五つの偽証

異端裁判で、リクサは証言台へ片手を置いた。

掌の下には悪魔バルザクの目が埋め込まれている。契約によって、誰かの嘘を指摘すれば、その嘘は黒い糸として全員に見える。ただし嘘一つにつき、リクサは感覚を一つ失う。

被告は薬草師の少年。五人の証人が、彼を夜の墓地で悪魔と話していたと証言した。

第一の証人が言う。

「私は月明かりで顔を見た」

リクサは掌を向けた。

「その夜は新月だった」

男の口から黒い糸が伸び、裁判長の袖へつながる。同時に、リクサの視界が消えた。

二人目。

「少年の声を聞いた」

「あなたは十年前から耳が聞こえない」

二本目の糸。リクサ自身の聴覚も奪われ、法廷は無音になった。

三人目は墓地の腐臭を語った。

「冬の墓地に、埋葬はなかった」

嗅覚が消える。

四人目は、少年が毒草を舐めていたと言った。

「その草は触れただけで舌が腫れる。あなたの舌には傷がない」

味覚が消えた。

黒い糸はすべて裁判長ユルゲンへ集まっていく。少年の父が残した土地を没収するため、証言を買ったのだ。

残る五人目は、少年の姉だった。震えながら言う。

「弟は、悪魔の印を持っています」

それだけは真実に見えた。少年の腕には確かに黒い痣がある。

だがリクサは、盲目のまま少年の呼吸を数えた。痣を見せられたときだけ、姉の息が止まっていた。

「その印は、今朝あなたが墨で描いた」

五本目の糸が姉の口から出て、やはり裁判長へ結ばれた。

代価に触覚が消えた。

リクサは立っているのか倒れているのか分からなくなった。舌も耳も目も、世界との境を失う。掌の悪魔の目だけが、五本の糸を見ていた。

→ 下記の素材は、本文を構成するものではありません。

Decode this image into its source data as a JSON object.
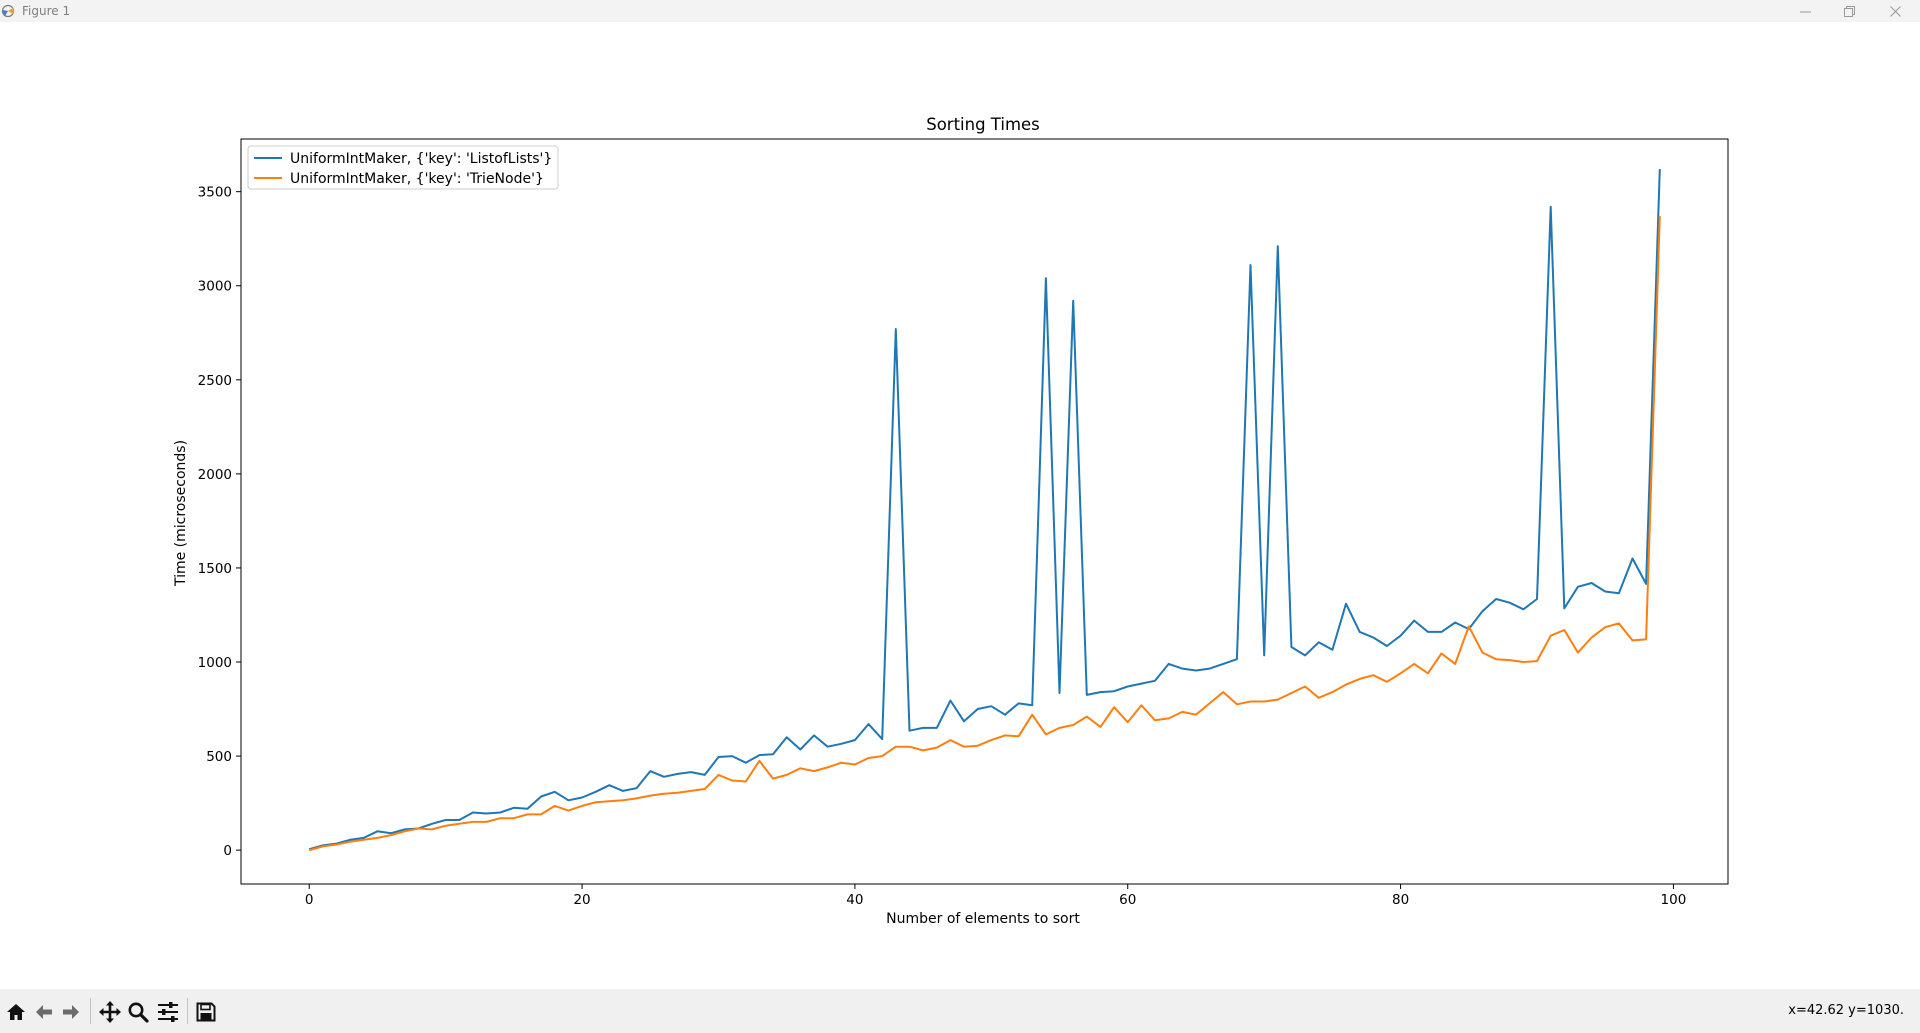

証人たちは買収を認め、ユルゲンは拘束された。少年の鎖が外される。

誰かがリクサを抱き起こし、掌へ指で文字を書いた。彼女には指の感触がない。けれど悪魔の目がそれを読む。

《助かった。ありがとう》

リクサは笑おうとした。自分の唇が動いたかどうかも分からない。

バルザクの目が掌から肘へ移り、そこで瞬いた。五つの感覚を食べた悪魔だけが、彼女の身体を内側から感じ始めていた。

裁判所を出るとき、救われた少年が彼女の名を呼んだ。

リクサには音が届かず、肩へ触れられたことも分からない。

真実を見せた証人は、勝利の瞬間から、自分が世界に存在している証拠を一つも受け取れなくなった。